Illyria was quiet for a long time again. "I might be using blue in the sense of what you call metonymy," she said at last. Her voice was softer, the way it was sometimes when she acted more human. "That would be a figure of speech that uses one concept to represent that of something larger, such as--"

"I know what metonymy is." Angel said it kindly.

"Yes. Okay. What I mean is, perhaps blue is merely a symbol of all my other . . . issue things. The point is . . ." Illyria's eyes flickered brown, which Angel found interesting, considering so much talk of blue. "Bob likes me for who I am. Every part of me. From this to . . ."

Then Fred was sitting there, and she looked so sad. "This," she finished saying. "And it doesn't bother him that I am one or the other or both or nothing. I tell him I am a woman so he respects me as a woman, but no labels matter to him. I am Illyria to him, and it is enough."

"And blue," Angel suggested.

"Yes." Illyria changed back again.

Angel looked out at the cellar. "I was just thinking about Nina," he said finally.

"You respect Nina as a woman," Illyria said.

Angel frowned. "More than respect. And more than as a woman." He thought about that. "A warrior, too," he said finally.

"You worship her as such." Angel, surprised, didn't say anything. "And you respect her as a werewolf, too."

"It's just a part of her," Angel said. "Who she is. So yeah, I guess."

"That is good," Illyria said, and they didn't say any more.

Angel knew that it was good. But he wondered about respecting Nina as just Nina, and whether that was enough, as Illyria was for Bob.

Angel didn't know.
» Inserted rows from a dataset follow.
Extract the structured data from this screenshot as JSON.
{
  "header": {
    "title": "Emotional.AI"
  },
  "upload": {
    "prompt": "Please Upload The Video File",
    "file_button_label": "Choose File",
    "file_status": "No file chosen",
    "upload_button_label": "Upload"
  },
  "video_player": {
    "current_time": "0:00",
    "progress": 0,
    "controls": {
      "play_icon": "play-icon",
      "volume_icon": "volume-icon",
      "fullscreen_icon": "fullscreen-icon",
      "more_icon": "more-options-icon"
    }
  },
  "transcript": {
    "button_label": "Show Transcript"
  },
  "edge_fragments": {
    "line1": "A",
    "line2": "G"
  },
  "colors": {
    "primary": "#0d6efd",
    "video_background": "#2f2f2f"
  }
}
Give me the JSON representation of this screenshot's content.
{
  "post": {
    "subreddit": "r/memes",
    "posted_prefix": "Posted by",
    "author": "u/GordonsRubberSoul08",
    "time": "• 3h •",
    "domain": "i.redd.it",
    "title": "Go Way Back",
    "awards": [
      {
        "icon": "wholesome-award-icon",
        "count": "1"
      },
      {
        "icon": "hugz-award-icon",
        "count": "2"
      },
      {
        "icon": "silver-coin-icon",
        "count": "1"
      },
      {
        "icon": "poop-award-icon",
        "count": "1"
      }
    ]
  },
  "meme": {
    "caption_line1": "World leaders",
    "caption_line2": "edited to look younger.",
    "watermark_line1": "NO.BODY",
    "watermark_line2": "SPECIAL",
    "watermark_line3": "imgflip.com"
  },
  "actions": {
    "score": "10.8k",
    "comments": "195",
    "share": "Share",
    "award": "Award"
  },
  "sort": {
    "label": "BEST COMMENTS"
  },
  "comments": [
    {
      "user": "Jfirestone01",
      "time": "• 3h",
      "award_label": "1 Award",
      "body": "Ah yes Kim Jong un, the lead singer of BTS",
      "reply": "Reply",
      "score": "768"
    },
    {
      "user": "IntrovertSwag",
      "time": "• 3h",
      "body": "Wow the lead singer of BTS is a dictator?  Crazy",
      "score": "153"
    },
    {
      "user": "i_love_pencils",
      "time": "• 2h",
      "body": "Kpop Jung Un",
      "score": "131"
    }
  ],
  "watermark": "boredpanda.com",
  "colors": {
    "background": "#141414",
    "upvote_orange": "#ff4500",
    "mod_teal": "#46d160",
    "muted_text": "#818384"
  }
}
He didn't really know if that was enough for anyone, whether anyone in the world could really feel that way about each other. Whether sons felt that for their fathers or sisters for their brothers, friends for their friends or lovers for their lovers.

Then he remembered something Faith had said, about not being able to stand something that could love him for exactly who he was.

Angel supposed he was enough for the goddamn dog, and that would have to do.